Steven Beckerleg, formerly of Plymouth Leander, and Bethany Carson have joined National Performance Director Jon Rudd in at Abbottstown, with a National Head Coach yet to be named.
Beckerleg, 28, and Carson, 25, both boast impressive records as swimmers in their own right - representing England and Ireland respectively at the Commonwealth Games.
Their appointments signal a more youthful approach to Swim Ireland's programme and Carson says that this will be positive for athlete development.
"Because it’s an assistant coach role, we’ll always be working under someone for guidance," she tells Newstalk.com.
"But we can relate to the swimmers, what they’re going through and the feeling they have during their training. It’s nice to know you can talk to them because you've experienced it."
Bethany Carson representing Ireland at the 2013 European Short Course Swimming Championships. Image: ©INPHO/Andrea Staccioli
Carson has competed for Ireland for 10 years before calling time on her swimming career almost two years ago.

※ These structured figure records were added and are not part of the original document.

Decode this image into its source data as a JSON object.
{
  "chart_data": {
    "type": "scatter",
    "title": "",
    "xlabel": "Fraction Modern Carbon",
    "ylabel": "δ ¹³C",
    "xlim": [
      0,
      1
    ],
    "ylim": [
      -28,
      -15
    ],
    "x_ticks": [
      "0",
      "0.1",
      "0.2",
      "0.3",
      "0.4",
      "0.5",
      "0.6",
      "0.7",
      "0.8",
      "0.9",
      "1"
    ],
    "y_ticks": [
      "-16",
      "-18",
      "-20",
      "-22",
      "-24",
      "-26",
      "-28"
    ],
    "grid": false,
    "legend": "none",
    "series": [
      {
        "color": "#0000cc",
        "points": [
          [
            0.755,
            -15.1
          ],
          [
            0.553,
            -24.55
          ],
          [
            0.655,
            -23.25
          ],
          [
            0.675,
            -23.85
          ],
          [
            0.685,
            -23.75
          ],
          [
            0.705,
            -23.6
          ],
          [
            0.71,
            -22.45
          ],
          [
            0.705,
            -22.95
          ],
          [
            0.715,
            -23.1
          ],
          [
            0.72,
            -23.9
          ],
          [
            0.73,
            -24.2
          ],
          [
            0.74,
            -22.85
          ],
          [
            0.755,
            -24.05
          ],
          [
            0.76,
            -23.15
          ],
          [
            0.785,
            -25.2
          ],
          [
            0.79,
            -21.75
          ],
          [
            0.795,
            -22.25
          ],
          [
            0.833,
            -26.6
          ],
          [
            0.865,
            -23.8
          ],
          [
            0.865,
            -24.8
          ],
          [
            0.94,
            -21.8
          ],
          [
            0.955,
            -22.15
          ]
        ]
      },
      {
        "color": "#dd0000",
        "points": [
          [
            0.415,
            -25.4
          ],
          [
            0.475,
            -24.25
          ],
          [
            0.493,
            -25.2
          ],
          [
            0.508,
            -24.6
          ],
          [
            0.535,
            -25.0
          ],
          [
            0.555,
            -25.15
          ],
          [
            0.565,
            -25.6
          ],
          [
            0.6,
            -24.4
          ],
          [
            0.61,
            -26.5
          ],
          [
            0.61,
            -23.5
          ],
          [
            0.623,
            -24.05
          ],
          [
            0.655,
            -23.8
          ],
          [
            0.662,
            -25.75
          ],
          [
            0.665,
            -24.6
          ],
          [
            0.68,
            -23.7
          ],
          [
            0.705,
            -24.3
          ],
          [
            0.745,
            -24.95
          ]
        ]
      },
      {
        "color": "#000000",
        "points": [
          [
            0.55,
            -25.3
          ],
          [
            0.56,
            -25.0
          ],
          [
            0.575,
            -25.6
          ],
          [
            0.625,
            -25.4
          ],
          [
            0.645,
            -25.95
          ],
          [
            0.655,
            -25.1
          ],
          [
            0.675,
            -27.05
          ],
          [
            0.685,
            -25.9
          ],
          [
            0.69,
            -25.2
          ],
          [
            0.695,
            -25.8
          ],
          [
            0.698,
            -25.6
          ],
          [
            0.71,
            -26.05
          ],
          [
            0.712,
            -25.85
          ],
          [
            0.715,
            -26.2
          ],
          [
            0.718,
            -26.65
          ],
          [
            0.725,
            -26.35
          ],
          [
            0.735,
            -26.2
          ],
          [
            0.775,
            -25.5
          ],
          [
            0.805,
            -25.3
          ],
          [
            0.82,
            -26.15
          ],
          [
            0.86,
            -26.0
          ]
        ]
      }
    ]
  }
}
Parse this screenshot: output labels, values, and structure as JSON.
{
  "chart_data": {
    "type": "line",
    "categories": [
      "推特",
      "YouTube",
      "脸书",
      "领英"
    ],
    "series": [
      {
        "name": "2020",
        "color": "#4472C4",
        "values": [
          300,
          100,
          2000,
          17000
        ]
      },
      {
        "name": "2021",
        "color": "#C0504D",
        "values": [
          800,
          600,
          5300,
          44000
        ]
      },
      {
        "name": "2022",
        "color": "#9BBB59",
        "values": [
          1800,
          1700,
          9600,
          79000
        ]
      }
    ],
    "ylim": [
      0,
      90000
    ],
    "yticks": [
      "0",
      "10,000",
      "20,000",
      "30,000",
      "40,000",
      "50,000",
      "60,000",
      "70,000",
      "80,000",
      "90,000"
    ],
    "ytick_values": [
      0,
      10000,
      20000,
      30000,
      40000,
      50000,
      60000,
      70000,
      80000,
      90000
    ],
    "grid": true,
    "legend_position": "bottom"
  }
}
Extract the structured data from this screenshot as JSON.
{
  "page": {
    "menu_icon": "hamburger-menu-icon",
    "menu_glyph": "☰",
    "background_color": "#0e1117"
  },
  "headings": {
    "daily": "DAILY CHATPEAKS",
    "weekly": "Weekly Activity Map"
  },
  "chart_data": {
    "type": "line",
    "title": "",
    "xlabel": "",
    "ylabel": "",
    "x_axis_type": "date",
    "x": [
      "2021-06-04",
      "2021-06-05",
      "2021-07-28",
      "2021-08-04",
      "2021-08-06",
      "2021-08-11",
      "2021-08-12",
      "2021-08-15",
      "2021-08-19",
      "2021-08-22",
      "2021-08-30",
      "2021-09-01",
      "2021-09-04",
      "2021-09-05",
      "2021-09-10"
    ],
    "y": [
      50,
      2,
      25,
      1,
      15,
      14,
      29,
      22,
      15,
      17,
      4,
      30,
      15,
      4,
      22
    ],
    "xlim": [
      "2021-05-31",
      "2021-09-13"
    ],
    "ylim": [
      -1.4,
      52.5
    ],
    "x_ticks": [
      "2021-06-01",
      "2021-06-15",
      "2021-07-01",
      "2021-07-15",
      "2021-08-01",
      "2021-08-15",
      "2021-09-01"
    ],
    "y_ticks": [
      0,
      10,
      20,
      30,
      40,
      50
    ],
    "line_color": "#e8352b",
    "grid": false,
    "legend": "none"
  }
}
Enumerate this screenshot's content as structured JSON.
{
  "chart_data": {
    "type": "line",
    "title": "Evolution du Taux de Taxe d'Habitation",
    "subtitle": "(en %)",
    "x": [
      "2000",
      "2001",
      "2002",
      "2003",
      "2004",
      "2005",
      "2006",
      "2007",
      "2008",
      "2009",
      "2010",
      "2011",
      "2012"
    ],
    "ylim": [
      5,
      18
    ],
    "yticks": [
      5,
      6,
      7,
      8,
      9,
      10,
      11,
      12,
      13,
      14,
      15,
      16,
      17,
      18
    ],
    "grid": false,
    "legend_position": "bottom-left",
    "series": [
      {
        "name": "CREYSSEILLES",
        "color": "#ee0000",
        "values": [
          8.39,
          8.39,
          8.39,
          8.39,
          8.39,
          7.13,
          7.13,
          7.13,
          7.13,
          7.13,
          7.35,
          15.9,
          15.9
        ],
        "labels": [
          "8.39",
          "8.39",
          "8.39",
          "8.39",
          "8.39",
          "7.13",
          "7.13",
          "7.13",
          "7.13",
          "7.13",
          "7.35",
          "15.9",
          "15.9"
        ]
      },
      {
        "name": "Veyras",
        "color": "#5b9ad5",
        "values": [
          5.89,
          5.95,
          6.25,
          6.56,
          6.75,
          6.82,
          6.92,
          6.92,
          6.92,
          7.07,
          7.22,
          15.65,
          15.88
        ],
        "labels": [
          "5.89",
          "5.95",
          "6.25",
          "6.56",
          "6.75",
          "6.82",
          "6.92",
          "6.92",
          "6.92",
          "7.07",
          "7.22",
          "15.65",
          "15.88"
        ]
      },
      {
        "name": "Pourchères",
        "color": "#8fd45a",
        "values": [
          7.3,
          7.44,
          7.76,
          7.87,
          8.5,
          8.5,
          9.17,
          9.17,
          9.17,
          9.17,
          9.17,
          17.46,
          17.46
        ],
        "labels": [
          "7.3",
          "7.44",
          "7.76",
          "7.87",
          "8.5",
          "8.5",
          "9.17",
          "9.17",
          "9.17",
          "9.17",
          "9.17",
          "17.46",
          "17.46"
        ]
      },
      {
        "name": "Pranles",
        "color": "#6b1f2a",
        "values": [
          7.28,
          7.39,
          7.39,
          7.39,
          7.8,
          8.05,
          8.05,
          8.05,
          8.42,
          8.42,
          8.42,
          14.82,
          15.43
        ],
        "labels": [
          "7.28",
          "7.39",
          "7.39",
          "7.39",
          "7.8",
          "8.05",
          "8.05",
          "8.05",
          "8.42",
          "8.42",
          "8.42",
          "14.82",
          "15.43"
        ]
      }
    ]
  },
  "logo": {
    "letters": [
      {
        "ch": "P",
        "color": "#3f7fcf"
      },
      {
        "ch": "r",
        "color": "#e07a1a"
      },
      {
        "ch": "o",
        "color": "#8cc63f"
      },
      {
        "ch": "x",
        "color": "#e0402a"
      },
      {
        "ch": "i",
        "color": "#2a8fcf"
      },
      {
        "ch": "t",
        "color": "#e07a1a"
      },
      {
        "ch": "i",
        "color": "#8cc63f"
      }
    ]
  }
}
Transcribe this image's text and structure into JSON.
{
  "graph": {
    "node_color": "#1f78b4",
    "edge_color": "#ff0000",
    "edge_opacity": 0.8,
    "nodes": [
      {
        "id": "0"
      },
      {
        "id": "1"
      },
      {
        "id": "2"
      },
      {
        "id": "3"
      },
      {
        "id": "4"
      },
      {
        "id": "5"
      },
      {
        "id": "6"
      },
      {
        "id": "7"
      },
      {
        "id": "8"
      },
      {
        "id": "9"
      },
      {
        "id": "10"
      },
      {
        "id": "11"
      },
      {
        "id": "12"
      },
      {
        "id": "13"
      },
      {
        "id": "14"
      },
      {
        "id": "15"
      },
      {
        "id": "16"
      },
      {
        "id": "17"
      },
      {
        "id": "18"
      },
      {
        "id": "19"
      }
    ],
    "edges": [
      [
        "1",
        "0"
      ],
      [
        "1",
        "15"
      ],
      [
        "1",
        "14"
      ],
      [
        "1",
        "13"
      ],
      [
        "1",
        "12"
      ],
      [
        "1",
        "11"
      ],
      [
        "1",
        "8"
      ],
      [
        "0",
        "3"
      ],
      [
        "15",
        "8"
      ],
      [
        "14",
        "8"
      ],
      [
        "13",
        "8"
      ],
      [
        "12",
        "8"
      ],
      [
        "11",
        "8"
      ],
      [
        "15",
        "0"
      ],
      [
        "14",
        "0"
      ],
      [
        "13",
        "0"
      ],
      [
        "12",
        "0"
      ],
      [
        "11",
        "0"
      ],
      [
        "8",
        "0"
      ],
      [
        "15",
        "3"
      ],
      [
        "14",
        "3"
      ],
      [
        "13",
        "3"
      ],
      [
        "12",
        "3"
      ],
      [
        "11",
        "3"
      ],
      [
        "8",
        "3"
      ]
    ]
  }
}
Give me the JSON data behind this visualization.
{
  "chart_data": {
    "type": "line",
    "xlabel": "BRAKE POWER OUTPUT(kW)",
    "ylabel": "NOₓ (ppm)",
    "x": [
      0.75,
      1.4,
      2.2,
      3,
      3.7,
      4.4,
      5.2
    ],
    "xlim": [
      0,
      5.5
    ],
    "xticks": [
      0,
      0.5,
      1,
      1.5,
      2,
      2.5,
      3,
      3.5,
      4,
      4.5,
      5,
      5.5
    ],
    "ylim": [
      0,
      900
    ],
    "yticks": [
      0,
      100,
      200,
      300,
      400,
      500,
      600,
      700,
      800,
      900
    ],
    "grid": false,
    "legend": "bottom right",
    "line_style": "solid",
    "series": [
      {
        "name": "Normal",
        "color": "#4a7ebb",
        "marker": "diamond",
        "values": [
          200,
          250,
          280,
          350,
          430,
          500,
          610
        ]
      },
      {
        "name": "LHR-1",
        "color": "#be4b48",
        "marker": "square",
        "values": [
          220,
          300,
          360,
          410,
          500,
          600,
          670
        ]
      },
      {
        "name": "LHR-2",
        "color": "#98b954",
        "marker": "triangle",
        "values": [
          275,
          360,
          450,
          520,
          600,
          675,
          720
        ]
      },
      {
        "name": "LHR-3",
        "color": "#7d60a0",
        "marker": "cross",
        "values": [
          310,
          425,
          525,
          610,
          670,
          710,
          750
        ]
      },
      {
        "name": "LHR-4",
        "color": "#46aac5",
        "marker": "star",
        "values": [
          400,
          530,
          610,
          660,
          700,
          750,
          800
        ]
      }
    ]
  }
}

"I was coming into the end of my degree in sports science in DCU and felt it was the right time to focus on my studies. I wasn’t progressing like I had been before."
Coaching
After competing, the Lisburn native stayed involved with the organisation and said coaching was always an option she had considered.
"I’ve been involved in other programmes. I was involved in Swim Ireland’s Swim for a mile project which was around getting adults involved in swimming.
"I took part for about six months and found it really natural. I’ve been involved with the high performance previously."
Swim Ireland noted this year that they had "put in place a restructured programme for 2017 and beyond."
The revised framework "sets out a vision of a long-term, systemic approach to achieving consistent medal success at Olympic and World level."
The organisation say that the framework would be "centred on the people within the system – athletes, coaches, support staff and administrators – and focuses on developing a culture of personal excellence that builds their capability to operate successfully at the highest levels of World Sport."
With this new ethos, Carson says she's looking forward to the new direction.
"It’s an exciting time, there’s a lot of fresh faces. It’s very swimmer orientated in that the athlete is being treated like a person and not just as a swimmer."
Currently, the aim is to help the new team transition and settle as quickly as possible, before they meet for a strategic meeting in two weeks time.
"We're trying to help out the guys in the performance centre, after a difficult few months without a settled coach. Dave Malone, head coach at the NAC, has bee helping out a great deal. As well as existing coach, Hayley Burke."
Ireland's Olympic swimmers (l-r) Nicholas Quinn, Shane Ryan and Fiona Doyle ahead of last summer's Games in Rio. Image: ©INPHO/James Crombie
Much of Ireland's talent pool train and reside here, with some working on the National Sports Campus in Abbottstown.
Others, like Olympians Nicholas Quinn and Fiona Doyle, have continued their training abroad. Carson says that the new programme will see the 'isolation' of these athletes reduced.
"They'll still be continuously monitored. We're constantly in touch and getting fed back information, they'll be coming over every now and then to train together in the centre."
Monday will see competitors unveiled for World and Junior World Championship competitors later this year.